As a baseline control, 1000 synthetic protein sequences were constructed by randomly sampling phi/psi angle pairs directly from the full training angle pool without any model involvement. Each control sequence was assigned a random length between 50 and 500 residues, and angles were drawn independently with replacement from the pool, preserving the marginal angle distribution of the training data but removing all sequential context and learned dependencies. Structures were generated under identical conditions to the model output, allowing direct comparison between unguided random sampling and the trained model, isolating the contribution of learned sequential structure to protein quality.

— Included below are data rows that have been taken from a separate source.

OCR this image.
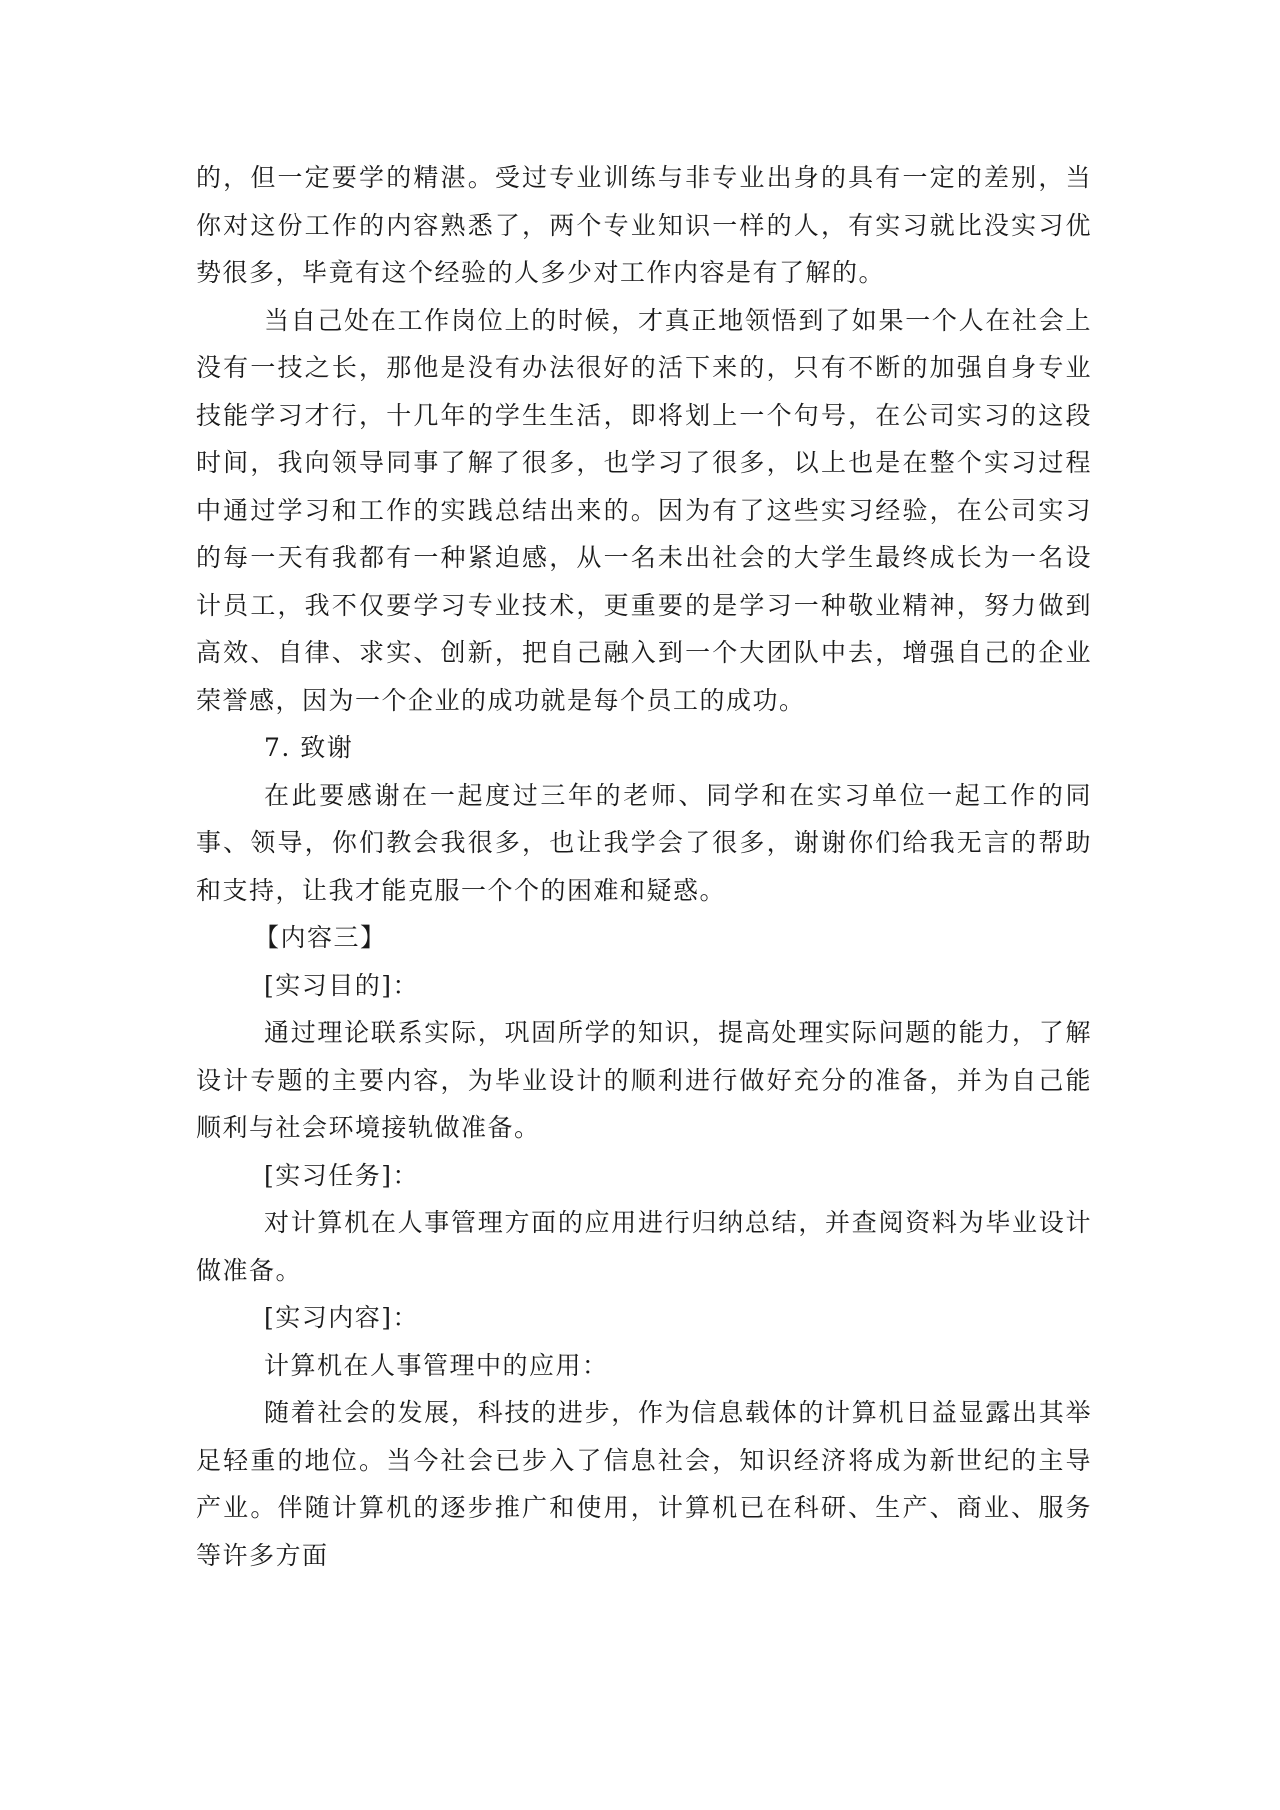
的，但一定要学的精湛。受过专业训练与非专业出身的具有一定的差别，当你对这份工作的内容熟悉了，两个专业知识一样的人，有实习就比没实习优势很多，毕竟有这个经验的人多少对工作内容是有了解的。

当自己处在工作岗位上的时候，才真正地领悟到了如果一个人在社会上没有一技之长，那他是没有办法很好的活下来的，只有不断的加强自身专业技能学习才行，十几年的学生生活，即将划上一个句号，在公司实习的这段时间，我向领导同事了解了很多，也学习了很多，以上也是在整个实习过程中通过学习和工作的实践总结出来的。因为有了这些实习经验，在公司实习的每一天有我都有一种紧迫感，从一名未出社会的大学生最终成长为一名设计员工，我不仅要学习专业技术，更重要的是学习一种敬业精神，努力做到高效、自律、求实、创新，把自己融入到一个大团队中去，增强自己的企业荣誉感，因为一个企业的成功就是每个员工的成功。

7. 致谢

在此要感谢在一起度过三年的老师、同学和在实习单位一起工作的同事、领导，你们教会我很多，也让我学会了很多，谢谢你们给我无言的帮助和支持，让我才能克服一个个的困难和疑惑。

【内容三】

[实习目的]：

通过理论联系实际，巩固所学的知识，提高处理实际问题的能力，了解设计专题的主要内容，为毕业设计的顺利进行做好充分的准备，并为自己能顺利与社会环境接轨做准备。

[实习任务]：

对计算机在人事管理方面的应用进行归纳总结，并查阅资料为毕业设计做准备。

[实习内容]：

计算机在人事管理中的应用：

随着社会的发展，科技的进步，作为信息载体的计算机日益显露出其举足轻重的地位。当今社会已步入了信息社会，知识经济将成为新世纪的主导产业。伴随计算机的逐步推广和使用，计算机已在科研、生产、商业、服务等许多方面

Three-Dimensional Structure Reconstruction

The generated phi/psi angle files and the control phi/psi angle files were used to reconstruct three-dimensional protein backbone structures using EZScafold. Each angle file was processed independently, generating a polyalanine backbone of the corresponding length. The resulting structures were written as PDB files, with one backbone structure produced per generated angle sequence, yielding a total of 1000 generated backbone PDB files for downstream scoring and analysis.

Rosetta Scoring

All generated and control backbone structures were scored using Rosetta (Alford et al. 2017). Prior to scoring all the polyalanine backbones were relaxed to relieve steric clashes introduced during structure reconstruction. The resulting Rosetta total scores were recorded and normalised by sequence length to give a per-residue score, allowing direct comparison across scaffolds of variable length.

Author Contributions Statement

A.A.P. conceived the study, developed the computational pipeline, conducted all experiments, performed the analysis, and wrote the manuscript. D.N. supervised the project, provided guidance on the experimental workflow, and reviewed the manuscript. All authors reviewed and approved the final manuscript.

Competing Interests

The authors declare no competing interests.